Speaking of debut, outside linebacker Coleby Clawson, a junior college transfer from Snow JC, was impressive Saturday against Northern Iowa. He delivered a ferocious hit on Northern Iowa quarterback Pat Grace in the first half and finished with six tackles, including 2.5 tackles-for-loss for minus-17 yards. He also forced a fumble.
‘It was everything I hoped it would be and more,” Clawson said of his first game as a Cougar. “It was fun to be in the big stadium with the fans. It’s fun to have a big crowd behind you.’
Another memorable moment: receiver Reed White making his first catch as a Cougar — a diving grab on a 30-yard pass from his cousin, quarterback Max Hall, on the one-yard line in the fourth quarter.

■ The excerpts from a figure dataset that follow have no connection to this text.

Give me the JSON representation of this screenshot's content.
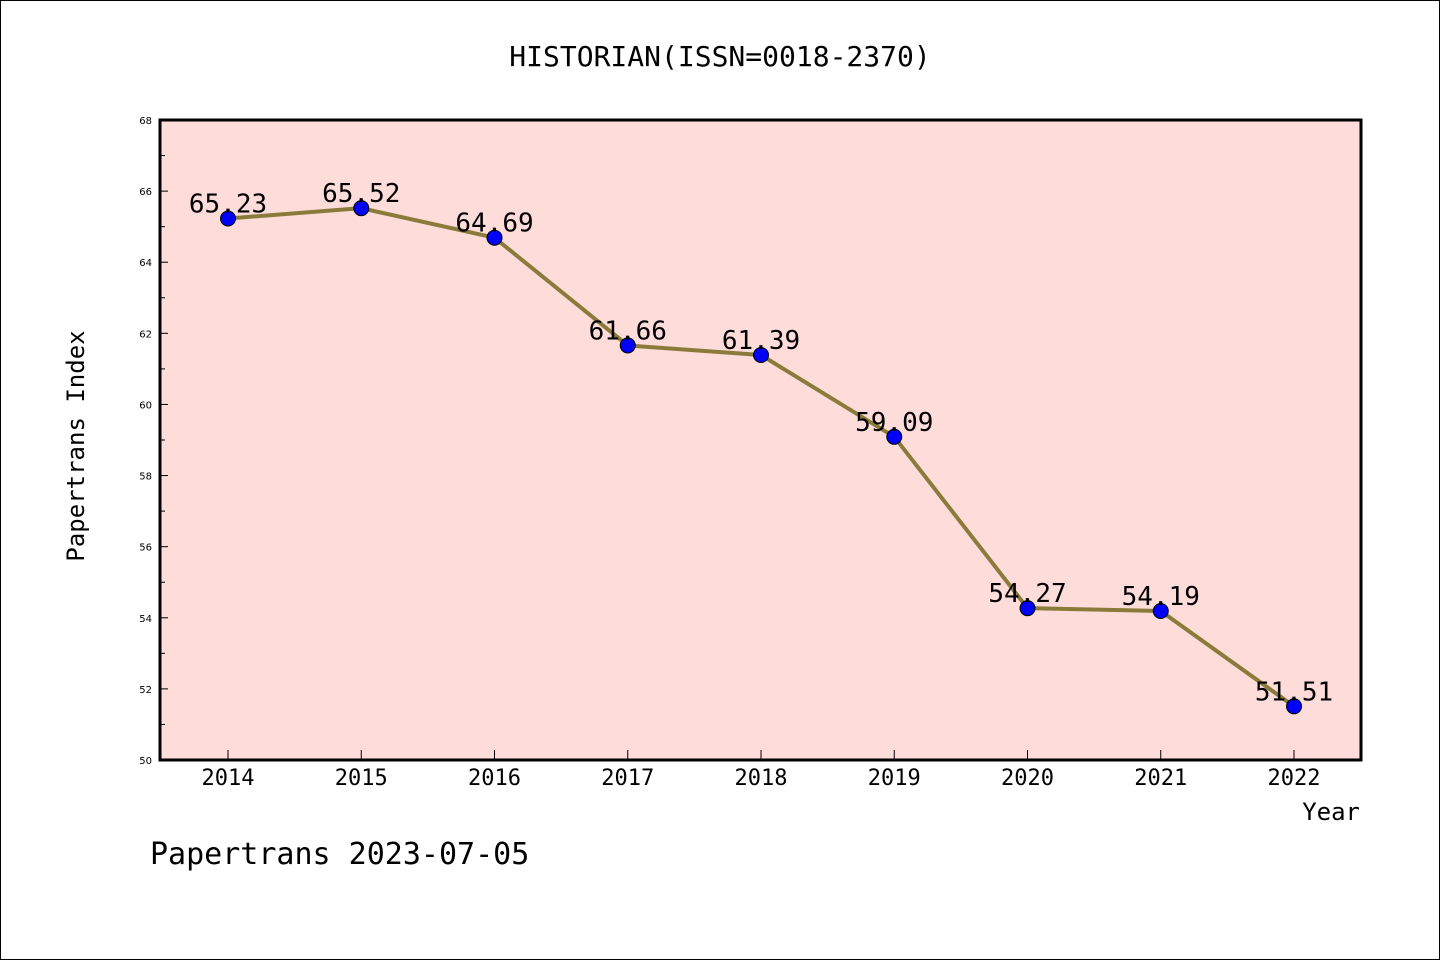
{
  "chart_data": {
    "type": "line",
    "title": "HISTORIAN(ISSN=0018-2370)",
    "xlabel": "Year",
    "ylabel": "Papertrans Index",
    "categories": [
      "2014",
      "2015",
      "2016",
      "2017",
      "2018",
      "2019",
      "2020",
      "2021",
      "2022"
    ],
    "series": [
      {
        "values": [
          65.23,
          65.52,
          64.69,
          61.66,
          61.39,
          59.09,
          54.27,
          54.19,
          51.51
        ],
        "data_labels": [
          "65.23",
          "65.52",
          "64.69",
          "61.66",
          "61.39",
          "59.09",
          "54.27",
          "54.19",
          "51.51"
        ],
        "line_color": "#8B7B3A",
        "marker_color": "#0000FF"
      }
    ],
    "ylim": [
      50,
      68
    ],
    "yticks": [
      "50",
      "52",
      "54",
      "56",
      "58",
      "60",
      "62",
      "64",
      "66",
      "68"
    ],
    "plot_background": "#FDDCDA",
    "grid": false,
    "legend": "none"
  },
  "footer": {
    "text": "Papertrans 2023-07-05"
  }
}
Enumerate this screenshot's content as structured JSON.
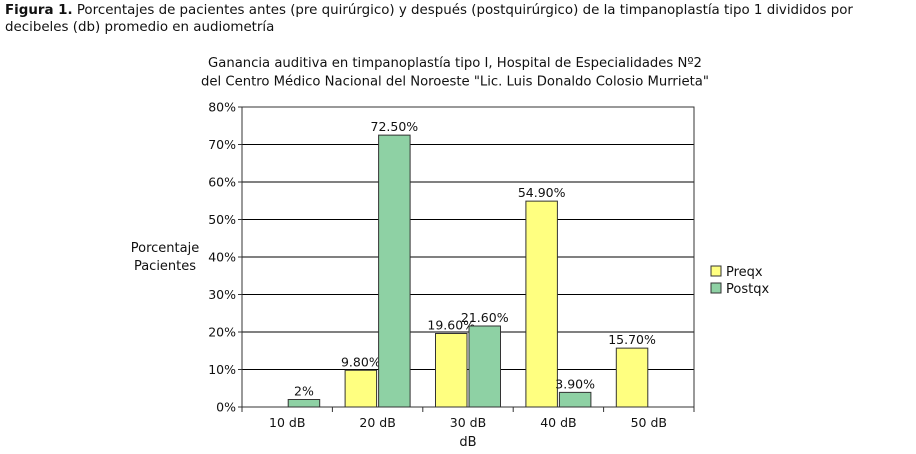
{
  "figure": {
    "label": "Figura 1.",
    "caption": "Porcentajes de pacientes antes (pre quirúrgico) y después (postquirúrgico) de la timpanoplastía tipo 1 divididos por decibeles (db) promedio en audiometría"
  },
  "colors": {
    "Preqx": "#ffff80",
    "Postqx": "#8ed1a4",
    "border": "#333333",
    "grid": "#000000"
  },
  "chart_data": {
    "type": "bar",
    "title": "Ganancia auditiva en timpanoplastía tipo I, Hospital de Especialidades Nº2 del Centro Médico Nacional del Noroeste \"Lic. Luis Donaldo Colosio Murrieta\"",
    "title_lines": [
      "Ganancia auditiva en timpanoplastía tipo I, Hospital de Especialidades Nº2",
      "del Centro Médico Nacional del Noroeste \"Lic. Luis Donaldo Colosio Murrieta\""
    ],
    "xlabel": "dB",
    "ylabel_lines": [
      "Porcentaje",
      "Pacientes"
    ],
    "categories": [
      "10 dB",
      "20 dB",
      "30 dB",
      "40 dB",
      "50 dB"
    ],
    "ylim": [
      0,
      80
    ],
    "yticks": [
      0,
      10,
      20,
      30,
      40,
      50,
      60,
      70,
      80
    ],
    "ytick_labels": [
      "0%",
      "10%",
      "20%",
      "30%",
      "40%",
      "50%",
      "60%",
      "70%",
      "80%"
    ],
    "grid": true,
    "legend_position": "right",
    "series": [
      {
        "name": "Preqx",
        "values": [
          null,
          9.8,
          19.6,
          54.9,
          15.7
        ],
        "labels": [
          null,
          "9.80%",
          "19.60%",
          "54.90%",
          "15.70%"
        ]
      },
      {
        "name": "Postqx",
        "values": [
          2,
          72.5,
          21.6,
          3.9,
          null
        ],
        "labels": [
          "2%",
          "72.50%",
          "21.60%",
          "3.90%",
          null
        ]
      }
    ]
  }
}
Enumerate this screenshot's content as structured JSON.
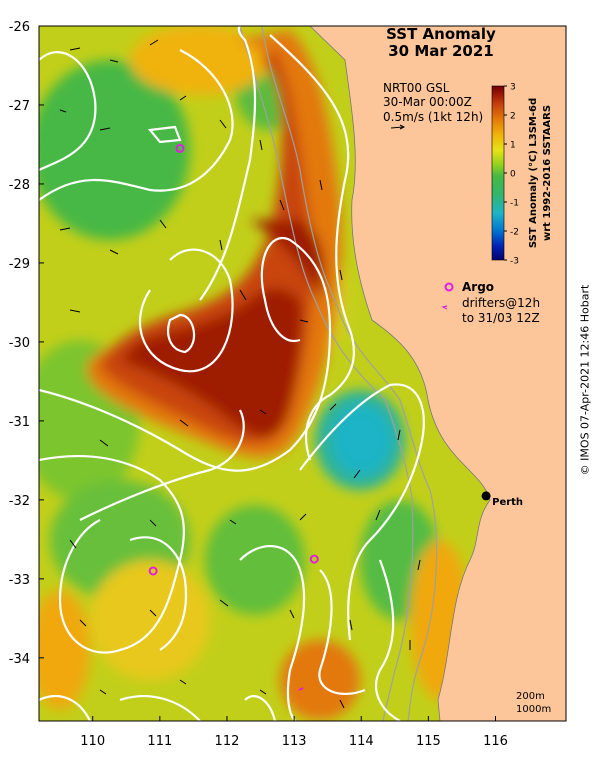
{
  "title": {
    "line1": "SST Anomaly",
    "line2": "30 Mar 2021"
  },
  "product": {
    "line1": "NRT00 GSL",
    "line2": "30-Mar 00:00Z",
    "line3": "0.5m/s (1kt 12h)"
  },
  "colorbar": {
    "label1": "SST Anomaly (°C) L3SM-6d",
    "label2": "wrt 1992-2016 SSTAARS",
    "ticks": [
      "3",
      "2",
      "1",
      "0",
      "-1",
      "-2",
      "-3"
    ],
    "range": [
      -3,
      3
    ],
    "colors": [
      "#00006e",
      "#0022b4",
      "#0077d2",
      "#1fb4c6",
      "#35b56a",
      "#46b845",
      "#95d21c",
      "#e6e317",
      "#f0b20b",
      "#e3780a",
      "#c84410",
      "#9e1a05",
      "#6d0000"
    ]
  },
  "legend": {
    "argo": "Argo",
    "drifters": "drifters@12h",
    "drifters2": "to 31/03 12Z"
  },
  "city": {
    "name": "Perth",
    "lon": 115.86,
    "lat": -31.95
  },
  "argo_floats": [
    {
      "lon": 111.3,
      "lat": -27.55
    },
    {
      "lon": 110.9,
      "lat": -32.9
    },
    {
      "lon": 113.3,
      "lat": -32.75
    }
  ],
  "depth_labels": {
    "d1": "200m",
    "d2": "1000m"
  },
  "axes": {
    "lat_ticks": [
      "-26",
      "-27",
      "-28",
      "-29",
      "-30",
      "-31",
      "-32",
      "-33",
      "-34"
    ],
    "lon_ticks": [
      "110",
      "111",
      "112",
      "113",
      "114",
      "115",
      "116"
    ]
  },
  "credit": "© IMOS 07-Apr-2021 12:46 Hobart",
  "colors": {
    "land": "#fdc69a",
    "argo": "#e020e0",
    "contour": "#ffffff",
    "coast": "#a0a0a0"
  }
}
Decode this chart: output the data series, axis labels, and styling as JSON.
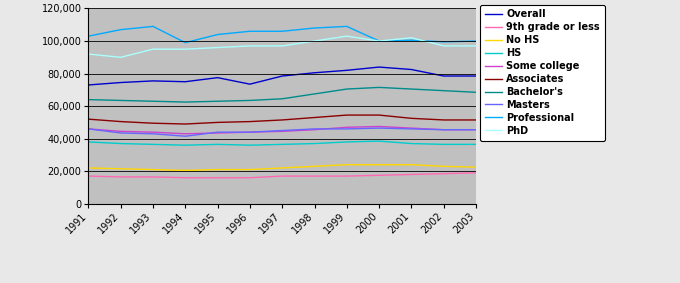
{
  "years": [
    1991,
    1992,
    1993,
    1994,
    1995,
    1996,
    1997,
    1998,
    1999,
    2000,
    2001,
    2002,
    2003
  ],
  "series": {
    "Overall": [
      73000,
      74500,
      75500,
      75000,
      77500,
      73500,
      78500,
      80500,
      82000,
      84000,
      82500,
      78500,
      78500
    ],
    "9th grade or less": [
      17000,
      16500,
      16500,
      16000,
      16000,
      16000,
      17000,
      17000,
      17000,
      17500,
      18000,
      18500,
      19000
    ],
    "No HS": [
      22000,
      21500,
      21000,
      20500,
      21000,
      21000,
      22000,
      23000,
      24000,
      24000,
      24000,
      23000,
      22500
    ],
    "HS": [
      38000,
      37000,
      36500,
      36000,
      36500,
      36000,
      36500,
      37000,
      38000,
      38500,
      37000,
      36500,
      36500
    ],
    "Some college": [
      46000,
      44500,
      44000,
      43000,
      43500,
      44000,
      44500,
      45500,
      47000,
      47500,
      46500,
      45500,
      45500
    ],
    "Associates": [
      52000,
      50500,
      49500,
      49000,
      50000,
      50500,
      51500,
      53000,
      54500,
      54500,
      52500,
      51500,
      51500
    ],
    "Bachelor's": [
      64000,
      63500,
      63000,
      62500,
      63000,
      63500,
      64500,
      67500,
      70500,
      71500,
      70500,
      69500,
      68500
    ],
    "Masters": [
      46000,
      43500,
      43000,
      41500,
      44000,
      44000,
      45000,
      46000,
      46000,
      46500,
      46000,
      45500,
      45500
    ],
    "Professional": [
      103000,
      107000,
      109000,
      99000,
      104000,
      106000,
      106000,
      108000,
      109000,
      100000,
      100500,
      99500,
      100000
    ],
    "PhD": [
      92000,
      90000,
      95000,
      95000,
      96000,
      97000,
      97000,
      100000,
      103000,
      100000,
      102000,
      97000,
      97000
    ]
  },
  "colors": {
    "Overall": "#0000CC",
    "9th grade or less": "#FF69B4",
    "No HS": "#FFD700",
    "HS": "#00CCCC",
    "Some college": "#CC44CC",
    "Associates": "#8B0000",
    "Bachelor's": "#008B8B",
    "Masters": "#6666FF",
    "Professional": "#00AAFF",
    "PhD": "#AAFFFF"
  },
  "ylim": [
    0,
    120000
  ],
  "yticks": [
    0,
    20000,
    40000,
    60000,
    80000,
    100000,
    120000
  ],
  "background_color": "#C0C0C0",
  "fig_bg": "#E8E8E8",
  "legend_order": [
    "Overall",
    "9th grade or less",
    "No HS",
    "HS",
    "Some college",
    "Associates",
    "Bachelor's",
    "Masters",
    "Professional",
    "PhD"
  ],
  "legend_fontsize": 7,
  "tick_fontsize": 7
}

After the play, it looked like Hall was more excited than White about White’s first catch. The next play, Hall scored a touchdown. Keeping it in the family, Hall’s brother-in-law, Dennis Pitta, caught 11 passes for 213 yards.
BYU freshman O’Neill Chambers told me earlier this week that he guaranteed coaches he would return a kickoff for a touchdown (it hasn’t happened at BYU in a decade). He never said that guaranteed kickoff return would come in the first game. Still, he nearly did it with a 51-yard kickoff return against the Panthers.
Meanwhile, he made a freshman mistake on a punt return, calling for a fair catch inside the 10-yard line, which is a definite faux pas. The next play, Northern Iowa scored a touchdown on a Hall fumble in the end zone.
I predicted that Utah would defeat Michigan in the Big House. Honest (Dick Harmon as my witness). If there’s one thing that Ute coach Kyle Whittingham is a master at, it is getting his team ready for a big game. He’s done that in the last three years against BYU, and he’s never lost a bowl game as a head coach.